Or, la Prusse était depuis quelque temps en guerre avec la Russie et l’Autriche. Elle avait éprouvé de nombreux revers au milieu de nombreux succès. Un succès plus important que les autres venait de couronner les efforts et le courage du roi Frédéric. Le chancelier éprouva le besoin prudent d’aller en cette occurrence faire sa cour au vainqueur et l’assurer des bonnes dispositions de ses demi-sujets et des siennes surtout.

Son absence dura un mois, juste le temps de la prolongation des études scolaires que suivait le fils de M. le chancelier, qui, pour ne pas laisser son héritier chéri s’ennuyer seul à la chancellerie en son absence, ou au collége en l’absence de ses camarades, avait trouvé bon de demander l’ouverture des vacances pour le premier jour de septembre. Cette mesure ne fut pas du goût de tout le monde, on n’en peut douter, mais comment refuser ce petit service à un puissant du canton?

Le premier jour de septembre donc, la porte du collége venait de s’ouvrir pour laisser sortir le dernier des élèves que tout le personnel administratif accompagnait jusque dans la rue. C’était en effet un personnage que cet élève, dont les allures, la taille et les formes accusaient un jeune homme de vingt ans environ: c’était Frédéric Habner, le fils du chancelier, qui était suivi d’un valet en grande livrée, chargé dés prix universitaires que son jeune maître avait conquis.
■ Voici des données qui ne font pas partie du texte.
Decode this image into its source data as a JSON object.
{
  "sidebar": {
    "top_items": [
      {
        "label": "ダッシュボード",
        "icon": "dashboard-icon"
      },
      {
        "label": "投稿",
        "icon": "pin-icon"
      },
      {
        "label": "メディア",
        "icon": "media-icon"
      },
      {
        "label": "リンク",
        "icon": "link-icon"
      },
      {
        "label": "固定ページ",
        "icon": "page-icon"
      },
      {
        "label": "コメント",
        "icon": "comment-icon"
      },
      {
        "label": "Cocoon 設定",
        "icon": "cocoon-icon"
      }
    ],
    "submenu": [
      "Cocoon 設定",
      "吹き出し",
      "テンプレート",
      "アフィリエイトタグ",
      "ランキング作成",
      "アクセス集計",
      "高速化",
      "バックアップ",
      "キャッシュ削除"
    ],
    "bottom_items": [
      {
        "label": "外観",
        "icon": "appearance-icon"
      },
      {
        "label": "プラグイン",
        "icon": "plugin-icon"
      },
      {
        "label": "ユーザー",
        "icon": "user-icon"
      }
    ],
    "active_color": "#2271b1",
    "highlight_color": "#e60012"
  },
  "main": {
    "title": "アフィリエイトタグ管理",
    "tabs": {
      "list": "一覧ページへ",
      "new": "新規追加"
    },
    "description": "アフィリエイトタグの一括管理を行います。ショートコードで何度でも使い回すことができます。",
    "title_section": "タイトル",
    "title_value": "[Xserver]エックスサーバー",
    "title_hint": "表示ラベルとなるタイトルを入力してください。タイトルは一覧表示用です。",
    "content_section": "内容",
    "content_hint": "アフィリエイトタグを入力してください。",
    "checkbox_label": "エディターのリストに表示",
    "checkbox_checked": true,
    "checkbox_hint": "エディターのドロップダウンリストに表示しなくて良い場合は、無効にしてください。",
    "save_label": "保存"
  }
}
Au moment de cette sortie, deux jeunes gens se promenaient seuls aux environs du collége, paraissant attendre quelqu’un, leurs parents probablement. De ces deux élèves, l’un n’était encore qu’un adolescent de l’âge de quinze ans environ, petit de taille; mais fortement constitué. Il causait avec beaucoup d’entrain, agitant énergiquement les bras et se dressant parfois sur la pointe des pieds, comme pour grandir et accentuer son discours. Il paraissait du reste fort mécontent; il parlait dè favoritisme avec une animation menaçante.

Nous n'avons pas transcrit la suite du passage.